RE: ancillary heating questions
From: Casey Morrigan (cjmorrpacbell.net)
Date: Sat, 7 Dec 2002 18:23:01 -0700 (MST)
Ruth, a couple of things to think about:

I have radiant heat under wall to wall carpets upstairs.  I do notice the
radiant heat up there - the carpet feels warm to the touch and the air heats
up.  It does work under the carpets.  I haven't measured its efficiency
relative to the efficiency of the in-slab heating downstairs but I am sure
your builder is right - it is less efficient.  But it still works.  If you
were to lay an area rug over either the carpeting or the slab floor
downstairs,, it would also be less efficient, but I'd still feel the heat.

We thought during construction about having second floor concrete, too, so
we could have radiant heat upstairs.  Building such a non-traditional way
would have taken us outside our budget and outside the comfort zone of our
builder.   Would have required a great deal of figuring out and reworking if
plans to see how to support such a heavy second floor.  We decided not to go
that way.

I like our radiant heating.  But I don't love it, no.  Our heating bills
aren't so much lower.  It's noisier than I was led to believe.  But... I
love not having heated air forced into the house.  And the reason it works
so well in our house is that the concrete slab on the ground floor provides
a big thermal mass that keeps us cool in the summer, and with our southern
orientation (not a purposeful passive solar design, just happened to be
built this direction) it picks up a lot of heat in the winter!  So we don't
have to turn the heat on that much.  Of course, our double glazed windows,
good insulation, and sharing one outside wall with another household have a
big impact on how warm the house stays, as well. These factors are as
important as what kind of heat you install.

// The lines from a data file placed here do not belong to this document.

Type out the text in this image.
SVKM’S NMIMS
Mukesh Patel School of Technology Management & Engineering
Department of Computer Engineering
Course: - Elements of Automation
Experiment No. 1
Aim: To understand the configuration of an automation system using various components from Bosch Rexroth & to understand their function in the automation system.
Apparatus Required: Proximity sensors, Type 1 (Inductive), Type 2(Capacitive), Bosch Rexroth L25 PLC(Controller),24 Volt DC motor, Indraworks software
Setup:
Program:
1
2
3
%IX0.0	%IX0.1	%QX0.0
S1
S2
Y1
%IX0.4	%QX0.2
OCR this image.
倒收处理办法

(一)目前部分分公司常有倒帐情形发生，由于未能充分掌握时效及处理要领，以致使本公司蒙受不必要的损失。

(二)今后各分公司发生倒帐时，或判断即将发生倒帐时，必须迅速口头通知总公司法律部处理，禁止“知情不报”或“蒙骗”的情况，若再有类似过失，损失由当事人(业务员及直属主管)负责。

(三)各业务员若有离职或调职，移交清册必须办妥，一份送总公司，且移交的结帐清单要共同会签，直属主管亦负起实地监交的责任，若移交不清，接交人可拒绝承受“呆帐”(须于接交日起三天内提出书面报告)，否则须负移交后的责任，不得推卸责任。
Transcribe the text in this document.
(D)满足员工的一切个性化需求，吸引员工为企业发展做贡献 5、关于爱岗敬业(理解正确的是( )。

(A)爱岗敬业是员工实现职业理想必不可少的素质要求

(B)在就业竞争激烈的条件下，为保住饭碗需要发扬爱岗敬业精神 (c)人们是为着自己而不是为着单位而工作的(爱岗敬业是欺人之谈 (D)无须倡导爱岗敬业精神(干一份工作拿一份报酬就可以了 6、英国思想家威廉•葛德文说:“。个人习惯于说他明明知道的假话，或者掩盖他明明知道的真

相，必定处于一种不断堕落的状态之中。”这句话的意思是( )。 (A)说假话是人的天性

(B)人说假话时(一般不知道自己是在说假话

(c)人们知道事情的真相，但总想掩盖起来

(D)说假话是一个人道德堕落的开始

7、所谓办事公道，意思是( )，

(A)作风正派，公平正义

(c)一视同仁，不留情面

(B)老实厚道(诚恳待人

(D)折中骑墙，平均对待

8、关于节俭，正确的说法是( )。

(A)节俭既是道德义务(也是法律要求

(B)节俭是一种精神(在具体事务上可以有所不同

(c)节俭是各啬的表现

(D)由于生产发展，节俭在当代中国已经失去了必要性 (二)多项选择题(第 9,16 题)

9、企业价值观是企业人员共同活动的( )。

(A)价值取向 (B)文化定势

Ask your builder if you can go somewhere where these alternatives have  been
installed, so you can see for yourself how they work.  And if you have a
good builder, trust him or her and listen to them. I told myself the purpose
was to get the thing built and I could make changes I needed later after I
lived in the house a while.

We don't have zones in our floors, and at least one of us (of 14 houses) has
needed to buy space heaters to heat north-facing rooms when we don't want to
heat the whole second floor.  It's an easy solution.

Casey Morrigan

-----Original Message-----
From: cohousing-l-admin [at] cohousing.org
[mailto:cohousing-l-admin [at] cohousing.org]On Behalf Of HeidiNYS [at] aol.com
Sent: Saturday, December 07, 2002 8:00 AM
To: cohousing-l [at] cohousing.org
Subject: [C-L]_ancillary heating questions


Dear All,

Thanks for some input on Radiant Floor Heat.

Haven't fully formulated all questions.
One that keeps coming up is:
It is easy & affordable & practical to do in slab on ground floor.
Builders [ 2 so far!] balk at doing it upstairs.  Of course, to us, that is
where it's most desirable,for walking around barefoot!!!
Seems that upstairs mean putting heat coils between joists, under floor,
else
laying a lightweight concrete floor in order to put coils there.    Builder
thinks it's most sensible to do on ground floor, and baseboard-hot water
heat
upstairs.  He brought up two reasons that it may not be practicable
upstairs:

One is that you don't really notice radiant heat under rugs.  The other is
that having our oriental area rugs on top of radiant floor heat willl
minimize it's efficiency.....  do you know if this is so????

The major one, of course, is: if you have it, do oyu love it??  Are you
thrilled you did it??

Please feel free to give any input you have re; this/technical info you may
have,
many thanks,
best,  Ruth Hirsch Cantines Island CoHo,  Saugerties, NY.